To which NPR’s Edward Schumacher-Matos responds: "The protests are a lead story tonight (10/03) on All Things Considered and have gotten more play than many critics seem to realize," he writes. "I agree with editors that the lack of a clear purpose for the protests make it a hard story to give importance to. . . . The coverage seems about appropriate to me."
Schumacher-Matos’ post offers a list of NPR pieces on Occupied Wall Street. Looks like the service is stepping up its coverage, especially over the last few days.
I’ve been looking around for where you can find steady and reliable radio coverage of the demonstrations. Democracy Now has certainly been doing lots of stories.

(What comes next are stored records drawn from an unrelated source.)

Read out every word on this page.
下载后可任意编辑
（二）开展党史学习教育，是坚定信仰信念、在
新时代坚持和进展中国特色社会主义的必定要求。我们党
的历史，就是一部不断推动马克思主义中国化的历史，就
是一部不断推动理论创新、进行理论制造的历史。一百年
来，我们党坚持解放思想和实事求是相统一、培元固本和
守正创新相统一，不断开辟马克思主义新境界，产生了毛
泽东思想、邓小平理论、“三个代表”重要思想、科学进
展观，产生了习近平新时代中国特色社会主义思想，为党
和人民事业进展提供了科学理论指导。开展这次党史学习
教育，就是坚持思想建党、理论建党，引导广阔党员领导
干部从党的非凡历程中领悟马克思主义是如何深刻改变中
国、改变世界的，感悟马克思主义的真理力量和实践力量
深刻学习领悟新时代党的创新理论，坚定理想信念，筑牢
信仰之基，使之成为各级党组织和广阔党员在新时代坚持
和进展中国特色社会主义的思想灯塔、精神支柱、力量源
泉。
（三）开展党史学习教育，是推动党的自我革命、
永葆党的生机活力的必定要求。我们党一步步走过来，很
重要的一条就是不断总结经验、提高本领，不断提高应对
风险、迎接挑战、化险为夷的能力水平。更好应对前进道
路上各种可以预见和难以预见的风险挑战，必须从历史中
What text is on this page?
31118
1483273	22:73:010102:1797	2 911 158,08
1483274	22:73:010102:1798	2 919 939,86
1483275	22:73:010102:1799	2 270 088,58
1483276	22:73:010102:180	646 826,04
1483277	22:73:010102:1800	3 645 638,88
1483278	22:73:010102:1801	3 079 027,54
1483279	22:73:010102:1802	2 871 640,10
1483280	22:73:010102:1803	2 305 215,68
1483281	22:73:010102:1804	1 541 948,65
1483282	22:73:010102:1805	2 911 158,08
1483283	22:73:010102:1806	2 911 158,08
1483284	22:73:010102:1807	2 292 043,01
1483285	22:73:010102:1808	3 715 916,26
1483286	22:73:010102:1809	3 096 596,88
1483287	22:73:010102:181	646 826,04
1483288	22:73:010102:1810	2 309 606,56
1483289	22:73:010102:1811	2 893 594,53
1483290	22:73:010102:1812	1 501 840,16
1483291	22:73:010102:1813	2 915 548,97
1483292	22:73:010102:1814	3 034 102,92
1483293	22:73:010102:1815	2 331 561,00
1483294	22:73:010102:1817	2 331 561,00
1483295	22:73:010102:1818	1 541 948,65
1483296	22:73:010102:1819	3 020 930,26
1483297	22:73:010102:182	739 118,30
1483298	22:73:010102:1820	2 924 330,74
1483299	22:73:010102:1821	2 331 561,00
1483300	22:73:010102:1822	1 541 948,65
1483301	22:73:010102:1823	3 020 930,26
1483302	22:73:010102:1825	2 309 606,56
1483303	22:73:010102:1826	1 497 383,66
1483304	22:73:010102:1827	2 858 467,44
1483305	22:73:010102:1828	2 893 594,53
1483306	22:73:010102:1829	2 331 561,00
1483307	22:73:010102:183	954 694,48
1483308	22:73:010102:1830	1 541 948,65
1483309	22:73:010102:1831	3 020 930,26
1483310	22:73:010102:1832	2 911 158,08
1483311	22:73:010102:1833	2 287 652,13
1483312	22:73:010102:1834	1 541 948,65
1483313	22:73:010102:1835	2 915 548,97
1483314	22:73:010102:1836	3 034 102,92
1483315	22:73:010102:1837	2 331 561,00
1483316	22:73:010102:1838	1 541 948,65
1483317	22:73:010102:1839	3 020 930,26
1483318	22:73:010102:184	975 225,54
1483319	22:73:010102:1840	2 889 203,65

So has Free Speech Radio News. There’s a Livestream video link too.
But beyond that I haven’t been able to find anything that offers continuous audio coverage of Occupied WS. If you’ve got something going, let me know.
Perceptions
Meanwhile, NPR has a new CEO: Gary Knell, President of the Sesame Workshop.
"I’m thrilled to join NPR," Knell declares in the NPR press release. "Over the past 40 years, it’s grown from an inspired idea to one of the world’s most respected and leading providers of news, music and cultural programming."
One of the biggest problems Knell faces is how to handle a Republican dominated House of Representatives implacably hostile to continued federal funding for the service. On September 29 the House Appropriations Committee released yet another budget proposal that denies NPR Corporation for Public Broadcasting money. NPR receives a small portion of direct financial help from the CPB, but NPR stations more heavily depend on it for support.
Here’s the New York Times‘ spin on the challenge.
NPR, formerly known as National Public Radio, has the benefit of tens of millions of devoted weekly listeners and a robust Web presence. But it is threatened by, among other things, the prospect of funding cuts, power struggles between the organization and its member stations across the country, and the perception that some of its programming has a liberal political bent.
To which NPR critic and journalism professor Jay Rosen replies:
Can you be “threatened” by a “perception?” I guess maybe you can. But if you can, then I would say that NPR is equally threatened by 1.) the perception that it can be rolled or intimidated, especially after forcing its last CEO to resign in part because right wing trickster James O’Keefe pulled a culture war stunt that worked, and 2.) the perception that it’s increasingly a he said, she said, “safety first” news organization that tends to quote both sides and leave it there.